Quatre-vingt-dix secondes, par Daniel Picouly, éditions Albin Michel

22 août 2018

[RENTREE AUTOMNE 2018] Le 8 mai 1902, jeudi de l’Ascension, il aura fallu Quatre-vingt-dix secondes à la nuée ardente pour prendre 30 000 vies. La nuée ardente, c’est cette éruption volcanique qui a littéralement rayé Saint-Pierre de la carte de la Martinique. Daniel Picouly raconte cette matinée du point de vue de la montagne Pelée. C’est elle qui parle, qui prépare son grand Boum! pour huit heures, mais qui ne saura le retenir au-delà de 7h52.

Des pâles aurores à l’heure du drame, la montagne Pelée observe donc la vie des habitants. Malgré les premiers signes donnés par le volcan, ils n’ont pas quitté l’île, attendant le deuxième tour des élections législatives: «Clerc vote pour l’évacuation, car Clerc va perdre les élections dimanche prochain. Il le sait et veut faire reporter le deuxième tour. C’est de bonne guerre, mais de mauvaise politique.» Ils sont nombreux à minimiser le danger et Daniel Picouly est allé les chercher dans l’histoire martiniquaise: le maire, Rodolphe Fouché, le gouverneur Louis Mouttet, surtout connu pour avoir été le geôlier de Dreyfus en Guyane, Marius Hurard, le directeur du journal Les Colonies, ou encore Eugène Guérin, propriétaire de la principale usine sucrière de l’île. «La famille Guérin est “une des Dix”. Une des dix familles qui possèdent la Martinique par décile. Ces dix familles l’ont fondée et fait prospérer par le grâce de la flibuste, du commerce, de l’esclavage et de Dieu. Elles sont l’huile de la sainte ampoule et ne se mélangent pas à l’eau trouble du commun.»

L’eau trouble du commun, ce sont les petites gens, ceux que l’histoire, la grande, n’a pas retenus. A l’exception de Cyparis, marin et cultivateur incarcéré et qui sera sauvé par l’épaisseur des murs de son cachot.
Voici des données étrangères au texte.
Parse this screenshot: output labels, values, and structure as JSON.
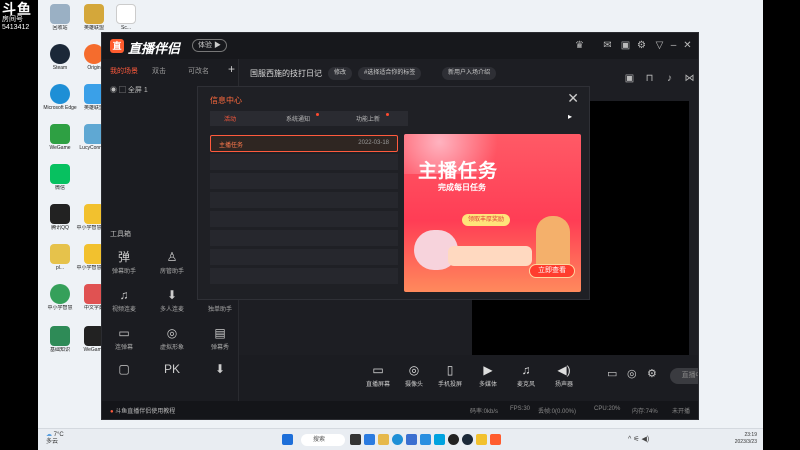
{
  "watermark": {
    "logo": "斗鱼",
    "sub": "房间号",
    "room": "5413412"
  },
  "desktop_icons": [
    {
      "label": "回收站",
      "color": "#9ab0c4"
    },
    {
      "label": "英雄联盟",
      "color": "#d4a73a"
    },
    {
      "label": "Sc...",
      "color": "#ffffff"
    },
    {
      "label": "Steam",
      "color": "#1b2838"
    },
    {
      "label": "Origin",
      "color": "#f56c2d"
    },
    {
      "label": "Microsoft Edge",
      "color": "#1e8fd6"
    },
    {
      "label": "英雄联盟",
      "color": "#3aa0e8"
    },
    {
      "label": "WeGame",
      "color": "#2ea043"
    },
    {
      "label": "LucyConnect",
      "color": "#5fa8d3"
    },
    {
      "label": "微信",
      "color": "#07c160"
    },
    {
      "label": "腾讯QQ",
      "color": "#222222"
    },
    {
      "label": "中小学智慧教育",
      "color": "#f2c12e"
    },
    {
      "label": "pl...",
      "color": "#e6c24b"
    },
    {
      "label": "中小学智慧教育",
      "color": "#f2c12e"
    },
    {
      "label": "中小学智慧",
      "color": "#35a05a"
    },
    {
      "label": "中文字典",
      "color": "#e05252"
    },
    {
      "label": "基础知识",
      "color": "#2e8b57"
    },
    {
      "label": "WeGame",
      "color": "#222222"
    }
  ],
  "app": {
    "name": "直播伴侣",
    "logo_glyph": "直",
    "version_label": "体验 ▶",
    "left_tabs": [
      "我的场景",
      "双击",
      "可改名"
    ],
    "scene_item": "全屏 1",
    "toolbox_label": "工具箱",
    "tools": [
      {
        "icon": "弹",
        "label": "弹幕助手"
      },
      {
        "icon": "♙",
        "label": "房管助手"
      },
      {
        "icon": "♫",
        "label": "视频连麦"
      },
      {
        "icon": "⬇",
        "label": "多人连麦"
      },
      {
        "icon": "⬇",
        "label": "独单助手"
      },
      {
        "icon": "▭",
        "label": "连弹幕"
      },
      {
        "icon": "◎",
        "label": "虚拟形象"
      },
      {
        "icon": "▤",
        "label": "弹幕秀"
      },
      {
        "icon": "▢",
        "label": ""
      },
      {
        "icon": "PK",
        "label": ""
      },
      {
        "icon": "⬇",
        "label": ""
      }
    ],
    "stream_title": "国服西施的技打日记",
    "modify_label": "修改",
    "tag_placeholder": "#选择适合你的标签",
    "new_user_label": "新用户入场介绍",
    "bottom_items": [
      {
        "icon": "▭",
        "label": "直播屏幕"
      },
      {
        "icon": "◎",
        "label": "摄像头"
      },
      {
        "icon": "▯",
        "label": "手机投屏"
      },
      {
        "icon": "▶",
        "label": "多媒体"
      },
      {
        "icon": "♫",
        "label": "麦克风"
      },
      {
        "icon": "◀)",
        "label": "扬声器"
      }
    ],
    "go_live_label": "直播中...",
    "tutorial_link": "斗鱼直播伴侣使用教程",
    "status": {
      "bitrate": "码率:0kb/s",
      "fps": "FPS:30",
      "drop": "丢帧:0(0.00%)",
      "cpu": "CPU:20%",
      "mem": "内存:74%",
      "net": "未开播"
    }
  },
  "dialog": {
    "title": "信息中心",
    "close_glyph": "✕",
    "tabs": [
      {
        "label": "活动",
        "active": true,
        "dot": false
      },
      {
        "label": "系统通知",
        "active": false,
        "dot": true
      },
      {
        "label": "功能上新",
        "active": false,
        "dot": true
      }
    ],
    "messages": [
      {
        "title": "主播任务",
        "date": "2022-03-18"
      },
      {
        "title": "",
        "date": ""
      },
      {
        "title": "",
        "date": ""
      },
      {
        "title": "",
        "date": ""
      },
      {
        "title": "",
        "date": ""
      },
      {
        "title": "",
        "date": ""
      },
      {
        "title": "",
        "date": ""
      },
      {
        "title": "",
        "date": ""
      }
    ],
    "banner": {
      "title": "主播任务",
      "subtitle": "完成每日任务",
      "chip": "领取丰厚奖励",
      "button": "立即查看"
    }
  },
  "taskbar": {
    "weather_temp": "7°C",
    "weather_desc": "多云",
    "search_label": "搜索",
    "clock_time": "23:19",
    "clock_date": "2023/3/23"
  }
}
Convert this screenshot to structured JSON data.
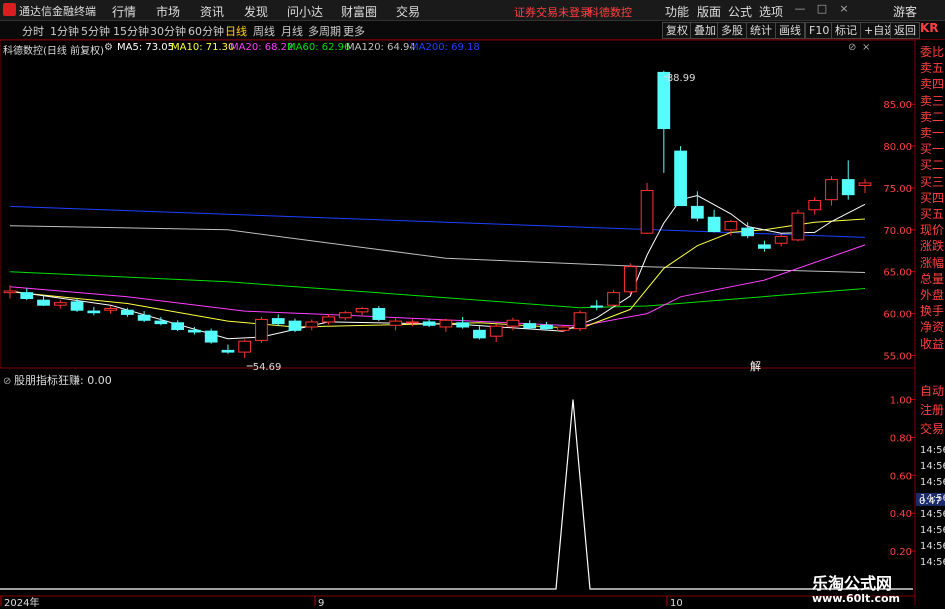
{
  "app": {
    "title": "通达信金融终端",
    "notice_trade": "证券交易未登录",
    "notice_stock": "科德数控"
  },
  "menu": [
    "行情",
    "市场",
    "资讯",
    "发现",
    "问小达",
    "财富圈",
    "交易"
  ],
  "right_menu": [
    "功能",
    "版面",
    "公式",
    "选项"
  ],
  "guest": "游客",
  "win_buttons": {
    "minimize": "—",
    "maximize": "□",
    "close": "×"
  },
  "periods": [
    "分时",
    "1分钟",
    "5分钟",
    "15分钟",
    "30分钟",
    "60分钟",
    "日线",
    "周线",
    "月线",
    "多周期",
    "更多"
  ],
  "active_period": "日线",
  "toolbar": [
    "复权",
    "叠加",
    "多股",
    "统计",
    "画线",
    "F10",
    "标记",
    "+自选",
    "返回"
  ],
  "main_chart": {
    "title": "科德数控(日线 前复权)",
    "ma": [
      {
        "label": "MA5: 73.05",
        "color": "#ffffff"
      },
      {
        "label": "MA10: 71.30",
        "color": "#ffff40"
      },
      {
        "label": "MA20: 68.22",
        "color": "#ff40ff"
      },
      {
        "label": "MA60: 62.96",
        "color": "#00e000"
      },
      {
        "label": "MA120: 64.94",
        "color": "#c0c0c0"
      },
      {
        "label": "MA200: 69.18",
        "color": "#2040ff"
      }
    ],
    "high_label": "88.99",
    "low_label": "54.69",
    "y_ticks": [
      "85.00",
      "80.00",
      "75.00",
      "70.00",
      "65.00",
      "60.00",
      "55.00"
    ],
    "marker": "解"
  },
  "indicator": {
    "title": "股朋指标",
    "value_label": "狂赚: 0.00",
    "y_ticks": [
      "1.00",
      "0.80",
      "0.60",
      "0.40",
      "0.20"
    ],
    "current": "0.47"
  },
  "x_labels": [
    "2024年",
    "9",
    "10"
  ],
  "right_panel": {
    "labels": [
      "委比",
      "卖五",
      "卖四",
      "卖三",
      "卖二",
      "卖一",
      "买一",
      "买二",
      "买三",
      "买四",
      "买五",
      "现价",
      "涨跌",
      "涨幅",
      "总量",
      "外盘",
      "换手",
      "净资",
      "收益"
    ],
    "lower_labels": [
      "自动",
      "注册",
      "交易"
    ],
    "times": [
      "14:56",
      "14:56",
      "14:56",
      "14:56",
      "14:56",
      "14:56",
      "14:56",
      "14:56"
    ],
    "code_tag": "KR"
  },
  "watermark": {
    "line1": "乐淘公式网",
    "line2": "www.60lt.com"
  },
  "colors": {
    "up": "#ff3232",
    "down": "#54fcfc",
    "ma5": "#ffffff",
    "ma10": "#ffff40",
    "ma20": "#ff40ff",
    "ma60": "#00e000",
    "ma120": "#c0c0c0",
    "ma200": "#2040ff",
    "grid": "#800000"
  },
  "chart_data": {
    "type": "candlestick",
    "series": [
      {
        "o": 62.5,
        "h": 63.4,
        "l": 61.8,
        "c": 62.7
      },
      {
        "o": 62.5,
        "h": 63.0,
        "l": 61.6,
        "c": 61.8
      },
      {
        "o": 61.6,
        "h": 62.2,
        "l": 60.9,
        "c": 61.0
      },
      {
        "o": 61.0,
        "h": 61.6,
        "l": 60.6,
        "c": 61.3
      },
      {
        "o": 61.4,
        "h": 61.8,
        "l": 60.2,
        "c": 60.4
      },
      {
        "o": 60.3,
        "h": 60.8,
        "l": 59.8,
        "c": 60.1
      },
      {
        "o": 60.4,
        "h": 60.9,
        "l": 60.0,
        "c": 60.6
      },
      {
        "o": 60.4,
        "h": 60.7,
        "l": 59.6,
        "c": 59.9
      },
      {
        "o": 59.8,
        "h": 60.3,
        "l": 59.0,
        "c": 59.2
      },
      {
        "o": 59.1,
        "h": 59.6,
        "l": 58.6,
        "c": 58.8
      },
      {
        "o": 58.9,
        "h": 59.2,
        "l": 57.9,
        "c": 58.1
      },
      {
        "o": 58.0,
        "h": 58.4,
        "l": 57.5,
        "c": 57.8
      },
      {
        "o": 57.9,
        "h": 58.2,
        "l": 56.4,
        "c": 56.6
      },
      {
        "o": 55.6,
        "h": 56.3,
        "l": 55.2,
        "c": 55.4
      },
      {
        "o": 55.4,
        "h": 56.9,
        "l": 54.7,
        "c": 56.7
      },
      {
        "o": 56.8,
        "h": 59.6,
        "l": 56.5,
        "c": 59.3
      },
      {
        "o": 59.4,
        "h": 59.9,
        "l": 58.5,
        "c": 58.8
      },
      {
        "o": 59.1,
        "h": 59.4,
        "l": 57.8,
        "c": 58.0
      },
      {
        "o": 58.4,
        "h": 59.3,
        "l": 58.0,
        "c": 59.0
      },
      {
        "o": 59.0,
        "h": 59.9,
        "l": 58.7,
        "c": 59.6
      },
      {
        "o": 59.5,
        "h": 60.3,
        "l": 59.2,
        "c": 60.1
      },
      {
        "o": 60.2,
        "h": 60.8,
        "l": 59.8,
        "c": 60.6
      },
      {
        "o": 60.6,
        "h": 60.9,
        "l": 59.1,
        "c": 59.3
      },
      {
        "o": 58.6,
        "h": 59.5,
        "l": 58.0,
        "c": 59.1
      },
      {
        "o": 58.9,
        "h": 59.4,
        "l": 58.5,
        "c": 59.0
      },
      {
        "o": 59.0,
        "h": 59.3,
        "l": 58.4,
        "c": 58.6
      },
      {
        "o": 58.4,
        "h": 59.4,
        "l": 57.8,
        "c": 59.2
      },
      {
        "o": 58.9,
        "h": 59.6,
        "l": 58.2,
        "c": 58.4
      },
      {
        "o": 58.0,
        "h": 58.5,
        "l": 56.9,
        "c": 57.1
      },
      {
        "o": 57.3,
        "h": 58.7,
        "l": 56.6,
        "c": 58.5
      },
      {
        "o": 58.5,
        "h": 59.5,
        "l": 58.0,
        "c": 59.2
      },
      {
        "o": 58.8,
        "h": 59.2,
        "l": 58.1,
        "c": 58.3
      },
      {
        "o": 58.6,
        "h": 59.0,
        "l": 58.0,
        "c": 58.2
      },
      {
        "o": 58.0,
        "h": 58.6,
        "l": 57.8,
        "c": 58.4
      },
      {
        "o": 58.2,
        "h": 60.4,
        "l": 57.9,
        "c": 60.1
      },
      {
        "o": 60.9,
        "h": 61.6,
        "l": 60.4,
        "c": 60.8
      },
      {
        "o": 61.0,
        "h": 62.8,
        "l": 60.9,
        "c": 62.5
      },
      {
        "o": 62.6,
        "h": 66.0,
        "l": 62.3,
        "c": 65.6
      },
      {
        "o": 69.6,
        "h": 75.6,
        "l": 69.5,
        "c": 74.7
      },
      {
        "o": 88.8,
        "h": 88.99,
        "l": 76.8,
        "c": 82.1
      },
      {
        "o": 79.4,
        "h": 80.0,
        "l": 73.6,
        "c": 72.9
      },
      {
        "o": 72.8,
        "h": 74.6,
        "l": 71.0,
        "c": 71.4
      },
      {
        "o": 71.5,
        "h": 72.4,
        "l": 69.7,
        "c": 69.8
      },
      {
        "o": 70.0,
        "h": 71.2,
        "l": 69.3,
        "c": 71.0
      },
      {
        "o": 70.2,
        "h": 70.9,
        "l": 69.0,
        "c": 69.3
      },
      {
        "o": 68.2,
        "h": 68.7,
        "l": 67.4,
        "c": 67.8
      },
      {
        "o": 68.4,
        "h": 69.5,
        "l": 68.0,
        "c": 69.2
      },
      {
        "o": 68.8,
        "h": 72.4,
        "l": 68.6,
        "c": 72.0
      },
      {
        "o": 72.4,
        "h": 73.9,
        "l": 71.8,
        "c": 73.5
      },
      {
        "o": 73.6,
        "h": 76.4,
        "l": 72.9,
        "c": 76.0
      },
      {
        "o": 76.0,
        "h": 78.3,
        "l": 73.6,
        "c": 74.2
      },
      {
        "o": 75.3,
        "h": 76.1,
        "l": 74.4,
        "c": 75.6
      }
    ],
    "ma": {
      "ma200": [
        [
          0,
          72.8
        ],
        [
          51,
          69.1
        ]
      ],
      "ma120": [
        [
          0,
          70.5
        ],
        [
          13,
          70.0
        ],
        [
          26,
          66.6
        ],
        [
          38,
          65.6
        ],
        [
          51,
          64.9
        ]
      ],
      "ma60": [
        [
          0,
          65.0
        ],
        [
          13,
          63.8
        ],
        [
          26,
          61.9
        ],
        [
          34,
          60.7
        ],
        [
          38,
          60.9
        ],
        [
          51,
          63.0
        ]
      ],
      "ma20": [
        [
          0,
          63.2
        ],
        [
          7,
          62.0
        ],
        [
          14,
          60.3
        ],
        [
          20,
          59.8
        ],
        [
          34,
          58.5
        ],
        [
          38,
          60.0
        ],
        [
          40,
          62.0
        ],
        [
          45,
          64.0
        ],
        [
          51,
          68.2
        ]
      ],
      "ma10": [
        [
          0,
          62.6
        ],
        [
          7,
          61.2
        ],
        [
          13,
          59.1
        ],
        [
          17,
          58.4
        ],
        [
          28,
          58.9
        ],
        [
          34,
          58.2
        ],
        [
          37,
          60.5
        ],
        [
          39,
          65.4
        ],
        [
          41,
          68.1
        ],
        [
          43,
          69.7
        ],
        [
          45,
          70.0
        ],
        [
          48,
          70.9
        ],
        [
          51,
          71.3
        ]
      ],
      "ma5": [
        [
          0,
          62.7
        ],
        [
          6,
          61.0
        ],
        [
          13,
          57.0
        ],
        [
          15,
          57.2
        ],
        [
          19,
          59.0
        ],
        [
          27,
          58.7
        ],
        [
          33,
          57.9
        ],
        [
          35,
          59.5
        ],
        [
          37,
          62.1
        ],
        [
          38,
          67.0
        ],
        [
          39,
          70.8
        ],
        [
          40,
          73.6
        ],
        [
          41,
          74.1
        ],
        [
          43,
          71.9
        ],
        [
          44,
          70.4
        ],
        [
          46,
          69.6
        ],
        [
          48,
          69.7
        ],
        [
          49,
          71.0
        ],
        [
          51,
          73.05
        ]
      ]
    },
    "indicator_series": {
      "name": "狂赚",
      "x": [
        0,
        30,
        31,
        32,
        51
      ],
      "y": [
        0,
        0,
        1,
        0,
        0
      ]
    },
    "ylim": [
      53.5,
      91
    ],
    "indicator_ylim": [
      0,
      1.05
    ]
  }
}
Daniel Picouly, avec un talent affirmé et une écriture généreuse, donne corps et âme aux autres protagonistes, les personnages purement romanesques. A commencer par Othello et Louise, les amoureux. La scène inaugurale du roman propose d’ailleurs un duel qui oppose Othello à Outreville, un tueur professionnel, payé par Armand Vintelle, le bourgeois protecteur de Louise. On retiendra aussi le personnage de Julie, la mère d’Othello et maîtresse de Cyparis, Mona, mère de Julie et grand-mère d’Othello avec qui elle partage tous ses secrets de vieille indienne. Sans oublier La Garlaban, qui convoite Othello, mais cherche surtout à le protéger.

Qui, parmi ces personnages, parviendra à échapper à l’appétit de mort de la montagne Pelée? Daniel Picouly nous fait vivre intensément les trois heures qui précédent le drame et les Quatre-vingt-dix secondes qui feront perdre à Saint-Pierre son statut de capitale économique et culturelle de la Martinique, au profit de sa rivale, Fort-de-France. L’auteur fond avec subtilité la petite histoire dans la grand et explore avec sagacité qualités et travers du commun des mortels. Bref, la littérature comme on l’aime.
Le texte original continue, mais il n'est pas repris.